April 26, 2015 10:59 AM

​The report published by NHS England last year stated that by 2020, the NHS in England would require at extra £30 billion over and above the normal increases due to inflation. The driving fact in the costs is that we are living longer and the by 2020 all the generation born in the baby boom after the second world war will be between 70 and 75 years old. NHS England believe that there are more efficient ways of working and that of the £30 billion extra required they can make up £22 billion through efficiency savings. However even with that there will still be as estimated £8 billion shortfall. That is the £8 billion figure that all the parties are currently talking about. Liberal Democrats have said we will fund our ​the ​£8bn NHS commitment:

  • The additional £1.7bn that the Liberal Democrats successfully secured in the Autumn Statement for 2015/16 will be maintained
  • In addition to this funding, we will invest a further £1bn in real terms in 2016/17 (£250m of which we secured in this year's budget). This will be paid for by restricting reliefs on Capital Gains Tax and scrapping the Conservative shares for rights scheme.
  • Once we have finished the job of tackling the deficit in 2017/18, we will increase health spending in line with growth in the economy. We are the only party that will increase health spending in line with growth in the economy at this point, because the Conservatives will still be cutting public spending and Labour won't have balanced the books.

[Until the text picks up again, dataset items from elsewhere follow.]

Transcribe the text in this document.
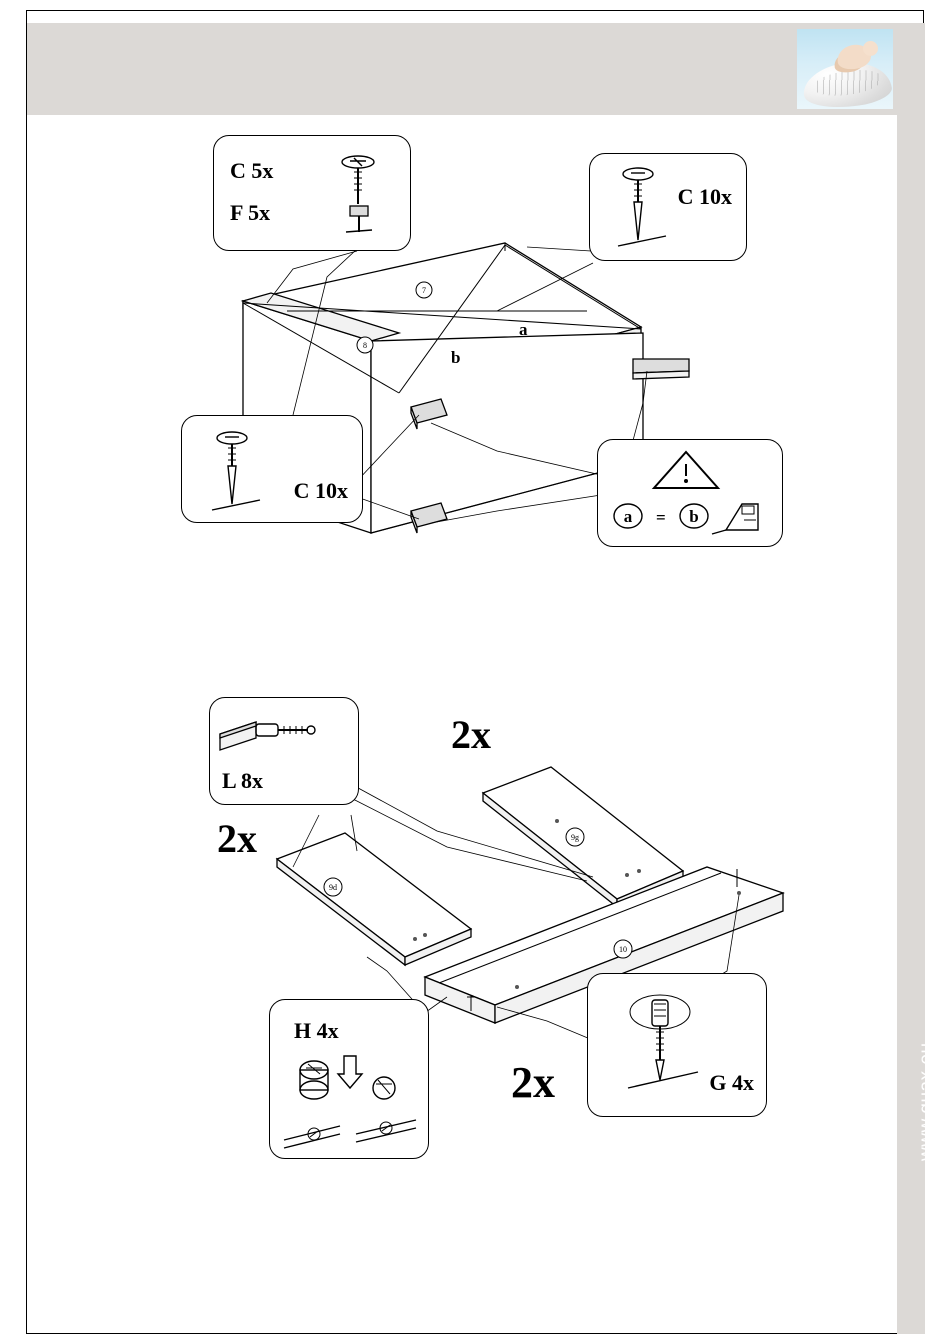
www.quax.eu
info@quax.eu
a
b
7
8
C 5x
F 5x
C 10x
C 10x
a = b
9g
9d
10
L 8x
H 4x
G 4x
2x
2x
2x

​Along with the the basics of making the efficency savings and providing the cash the NHS also needs to work smarter that is why the Liberal Democrats will help drive a digital revolution in the NHS by funding new technology in a bid to create a paperless NHS.

​Liberal Democrats will set aside £250m from the profits of the sale of redundant NHS assets to fund new technologies in the health service. This one-off "Transformation Fund" will help fund the changes NHS boss Simon Stevens has said will be needed in the next Parliament. The money will be used to make more doctor appointments and repeat prescriptions available online. It will also be used to improve GP access by encouraging more patients to contact their doctors ​using standard internet services like Skype.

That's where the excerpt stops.